Country: United Kingdom
Conflict: World War 1
History: Lord Lovat, and his Scouts, were a specialized scout/observing unit that came from Scotland. The Lovat Scouts originated in about 1899 and began their very distinquished history as some of the best scouts and observers in the world. This reputation continued to grow during World Ward I as well. It was in October of 1916 that the formation of the ‘Lovat Scout, Sharpshooter’ unit happened with the intention of using this specialized Lovat unit as a specialized sniper organization, but it was quickly determined that a 200 man Lovat Scout, Sharpshooter unit was too small to be effective as a stand alone sniping unit and they were too specialized and valuable to give up their observation and stalking skills. It was at that point that Hesketh-Prichard helped reorganize the Lovat Sharpshooters to utilize them as ‘glassmen’ and observers and they were attached to various units as such. They were also assigned to the various sniper schools as stalking and observing instructors to pass along those very specialized and important skills to the snipers.
Organization: The Lovat Scouts, Sharpshooters were organized into ten platoons, each platoon consisting of an Officer and 21 NCOs (Non-Commissioned Officer) and other enlisted ranks, making a total of 220 men. Each platoon was then attached to the different Army Corps and then the individual scouts were tasked out to the units within the Corp as needed.

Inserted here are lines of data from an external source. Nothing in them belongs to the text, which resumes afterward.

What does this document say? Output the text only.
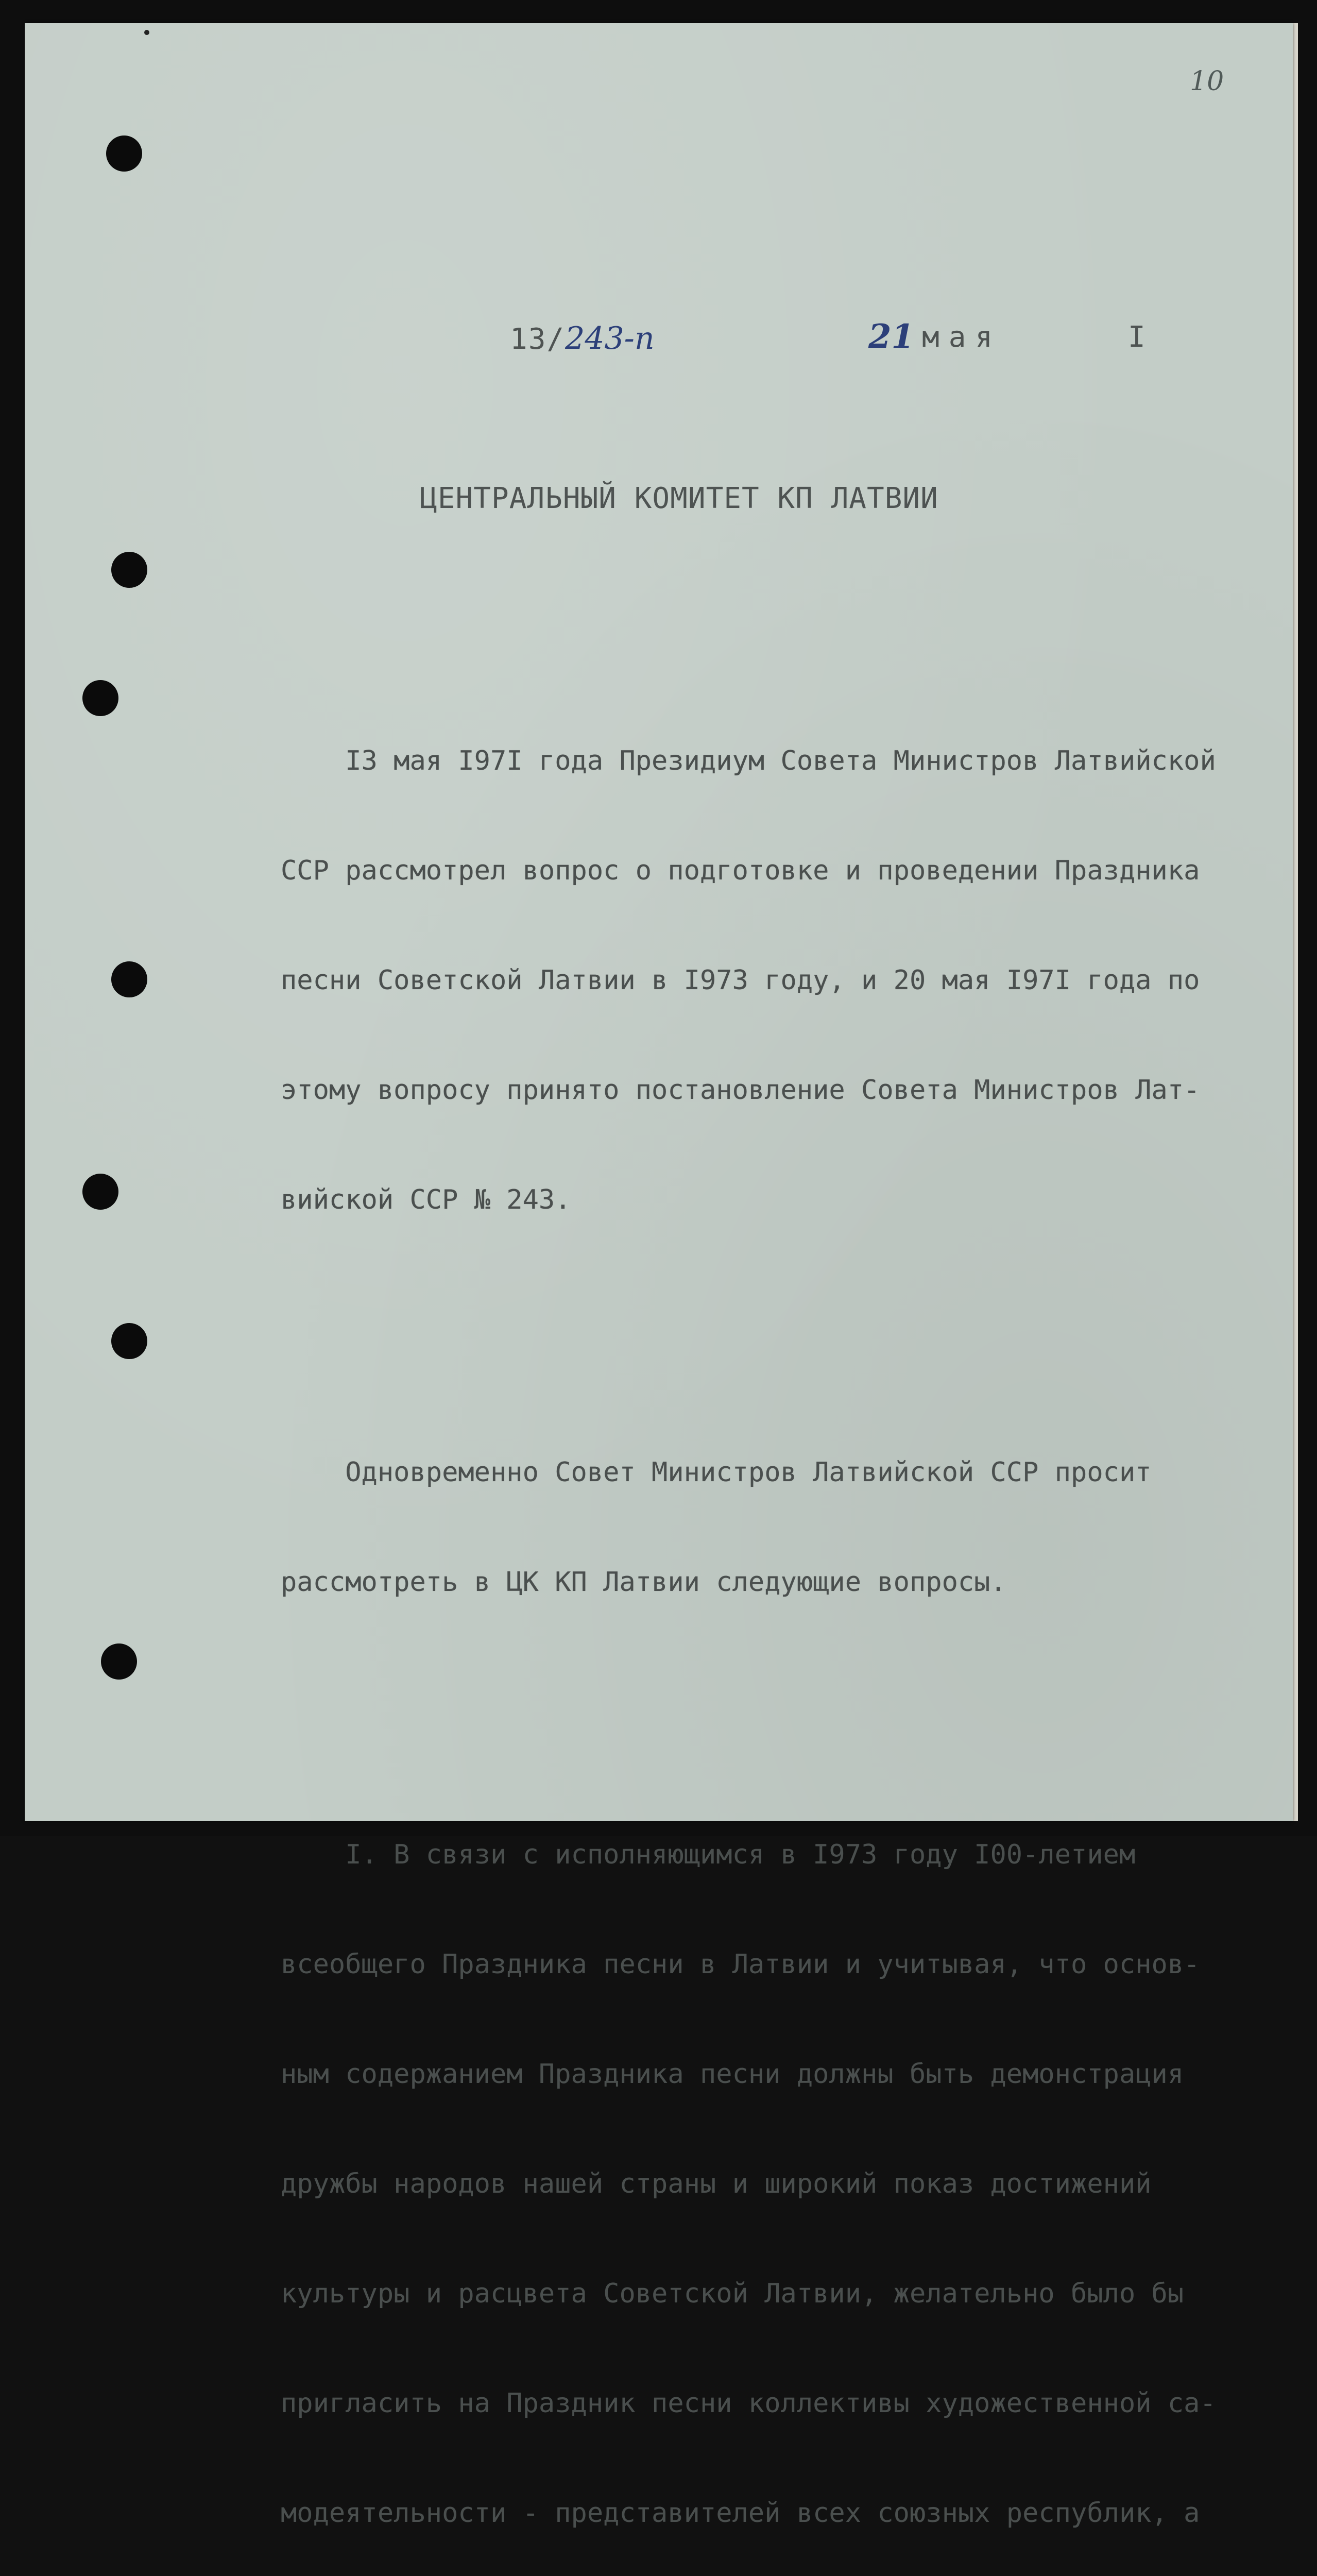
10
13/243-п	21 мая	I
ЦЕНТРАЛЬНЫЙ КОМИТЕТ КП ЛАТВИИ

I3 мая I97I года Президиум Совета Министров Латвийской

ССР рассмотрел вопрос о подготовке и проведении Праздника

песни Советской Латвии в I973 году, и 20 мая I97I года по

этому вопросу принято постановление Совета Министров Лат-

вийской ССР № 243.

Одновременно Совет Министров Латвийской ССР просит

рассмотреть в ЦК КП Латвии следующие вопросы.

I. В связи с исполняющимся в I973 году I00-летием

всеобщего Праздника песни в Латвии и учитывая, что основ-

ным содержанием Праздника песни должны быть демонстрация

дружбы народов нашей страны и широкий показ достижений

культуры и расцвета Советской Латвии, желательно было бы

пригласить на Праздник песни коллективы художественной са-

модеятельности - представителей всех союзных республик, а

Conflicts of Deployment: The Lovat Scouts were primarily used during the Boer War and World War I. There was also some Lovat Scouts during World War II but they were not the same type of unit as the Lovats from earlier.
Sniper Rifles: None. They were initially intended to use the standard sniping version of the Short, Magazine Lee Enfield (SMLE) rifle.
Distinction: The main distinction of the Lovat Scout, Sharpshooter unit and the reason why they are included in our list of distinquisable sniping units is not because of their combat sniping successes, but because they introduced the world of sniping to the Ghillie Suit and to specialized stalking skills. The Lovats came from Scotland and consisted of many Ghillies, or Scottish Game Wardens, who used a specialized suit, called a Ghillie Suit which consisted of strips of cloth being attached to an outter jacket. This same basic Ghillie suit concept is still used by snipers today, 100 years after the Lovat’s used them for the first time.
Another item of distrinction for the Lovat Scouts was their skill in observation. Using nothing but a 20x spotting scope, it was accepted that a Lovat Scout could observer troop movement in great detail at a distance of 10 miles and report on activity at distances up to 15 miles. The legendary Hesketh-Prichard was quoted as saying about the Lovat Scouts that “keener men never lived” and that “If they reported a thing, the thing was as they reported it.”
The legacy that the Lovat’s introduced to modern sniping with the introduction of advanced stalking skills, exceptional observation ability, and especially the Ghillie Suit, firmly puts them in a place of history in the tradition of military sniping.